De benadeelde partij zal om die reden voor dat deel (te weten € 34.938,-) niet-ontvankelijk worden verklaard. De benadeelde partij kan de vordering in zoverre slechts aanbrengen bij de burgerlijke rechter.
8.5
De schadevergoedingsmaatregel
De benadeelde partij heeft verzocht en de officier van justitie heeft gevorderd de schadevergoedingsmaatregel op te leggen.
De rechtbank zal de maatregel als bedoeld in artikel 36f Sr opleggen, aangezien verdachte jegens de benadeelde partij naar burgerlijk recht aansprakelijk is voor de schade die door de feiten is toegebracht.

9.De toegepaste wettelijke voorschriften

De hierna te nemen beslissing berust op de hiervoor genoemde wetsartikelen.
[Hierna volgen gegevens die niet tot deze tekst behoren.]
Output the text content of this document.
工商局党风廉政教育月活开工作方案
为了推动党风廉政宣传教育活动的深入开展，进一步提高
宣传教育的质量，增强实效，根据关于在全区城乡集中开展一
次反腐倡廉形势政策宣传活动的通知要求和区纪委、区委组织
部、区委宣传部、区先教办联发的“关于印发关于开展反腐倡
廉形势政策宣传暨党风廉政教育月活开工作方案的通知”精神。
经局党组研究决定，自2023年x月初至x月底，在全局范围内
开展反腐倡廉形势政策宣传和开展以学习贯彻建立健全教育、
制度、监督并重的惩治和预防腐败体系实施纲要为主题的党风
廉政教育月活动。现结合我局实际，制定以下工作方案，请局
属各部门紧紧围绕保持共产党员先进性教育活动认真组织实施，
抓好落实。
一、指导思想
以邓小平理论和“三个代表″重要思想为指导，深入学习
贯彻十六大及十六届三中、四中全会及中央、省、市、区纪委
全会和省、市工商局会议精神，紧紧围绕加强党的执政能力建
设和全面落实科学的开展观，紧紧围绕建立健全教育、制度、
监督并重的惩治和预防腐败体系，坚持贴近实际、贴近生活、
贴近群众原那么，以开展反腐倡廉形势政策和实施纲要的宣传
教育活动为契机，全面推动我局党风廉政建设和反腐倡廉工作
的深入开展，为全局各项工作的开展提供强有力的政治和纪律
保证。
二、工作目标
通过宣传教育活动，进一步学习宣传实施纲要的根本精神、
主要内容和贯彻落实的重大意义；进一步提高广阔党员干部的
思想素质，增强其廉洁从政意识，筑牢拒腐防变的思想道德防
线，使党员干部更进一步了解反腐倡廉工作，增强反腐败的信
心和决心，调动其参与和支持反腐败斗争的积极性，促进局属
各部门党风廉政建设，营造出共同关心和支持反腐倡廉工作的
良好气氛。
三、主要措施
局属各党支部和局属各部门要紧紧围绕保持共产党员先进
Daarnaast berust deze beslissing op artikel 57 Sr.

10.De beslissing

De rechtbank:
bewezenverklaring
- verklaart bewezen dat verdachte het tenlastegelegde heeft begaan, zoals hierboven omschreven;
- verklaart niet bewezen wat aan verdachte meer of anders is ten laste gelegd en spreekt hem daarvan vrij;
strafbaarheid feit
- verklaart het bewezenverklaarde strafbaar;
- verklaart dat het bewezenverklaarde de volgende strafbare feiten oplevert:
ontucht plegen met zijn minderjarige kind, meermalen gepleegd;
strafbaarheid verdachte
- verklaart verdachte strafbaar voor het bewezenverklaarde;
straf
- veroordeelt verdachte tot een
gevangenisstrafvoor de duur van
4 (vier) jaren;
schadevergoeding
- veroordeelt verdachte tot betaling aan de benadeelde partij mr. M.M. de Boer te Amsterdam, optredende namens de benadeelde partij [naam] , van een bedrag van
€ 41.353,77, te vermeerderen met de wettelijke rente vanaf 3 oktober 2007;
- veroordeelt verdachte daarnaast in de kosten van het geding door de benadeelde partij gemaakt, tot op heden begroot op nihil, alsook in de kosten van betekening van dit vonnis, de in verband met de tenuitvoerlegging van dit vonnis nog te maken kosten en de kosten vallende op de invordering;
- legt de
maatregelop dat verdachte verplicht is ter zake van de bewezenverklaarde feiten en tot
betaling aan de Staat der Nederlanden van een bedrag van € 41.353,77,te vermeerderen met de wettelijke rente vanaf 3 oktober 2007 ten behoeve van de benadeelde, met bevel, voor het geval dat volledige betaling noch volledig verhaal van het verschuldigde bedrag volgt, dat vervangende hechtenis voor de duur van 241 dagen zal worden toegepast. Tenuitvoerlegging van de vervangende hechtenis laat de betalingsverplichting onverlet;
- bepaalt dat als verdachte heeft voldaan aan zijn verplichting tot betaling aan de Staat der Nederlanden van bedoeld bedrag daarmee de verplichting van verdachte om aan de benadeelde partij het bedrag te betalen, komt te vervallen, en andersom, als verdachte aan de benadeelde partij het verschuldigde bedrag heeft betaald, dat daarmee de verplichting tot betaling aan de Staat der Nederlanden van dat bedrag komt te vervallen;
- bepaalt dat de benadeelde partij mr. M.M. de Boer te Amsterdam, optredende namens de benadeelde partij [naam] , voor een deel van € 44.938,- niet-ontvankelijk is in de vordering, en dat de benadeelde partij de vordering voor dat deel slechts bij de burgerlijke rechter kan aanbrengen;
gevangenneming
- wijst de vordering af.
Dit vonnis is gewezen door mr. A.M. den Dulk, voorzitter, mr. A.M. Rikken en mr. C.C.S. Bordenga-Koppes, rechters, in tegenwoordigheid van E.P. Endlich, griffier, en is in het openbaar uitgesproken op 26 april 2018.
Mr. Rikken is niet in de gelegenheid dit vonnis mede te ondertekenen.

Voetnoten

1.Wanneer hierna wordt verwezen naar dossierpagina’s, zijn dit pagina’s uit het dossier van de regiopolitie Oost-Nederland, team Zeden (ON) met registratienummer [nummer] . Tenzij hieronder anders wordt vermeld, wordt steeds verwezen naar bladzijden van een in de wettelijke vorm, door daartoe bevoegde personen, opgemaakt proces-verbaal.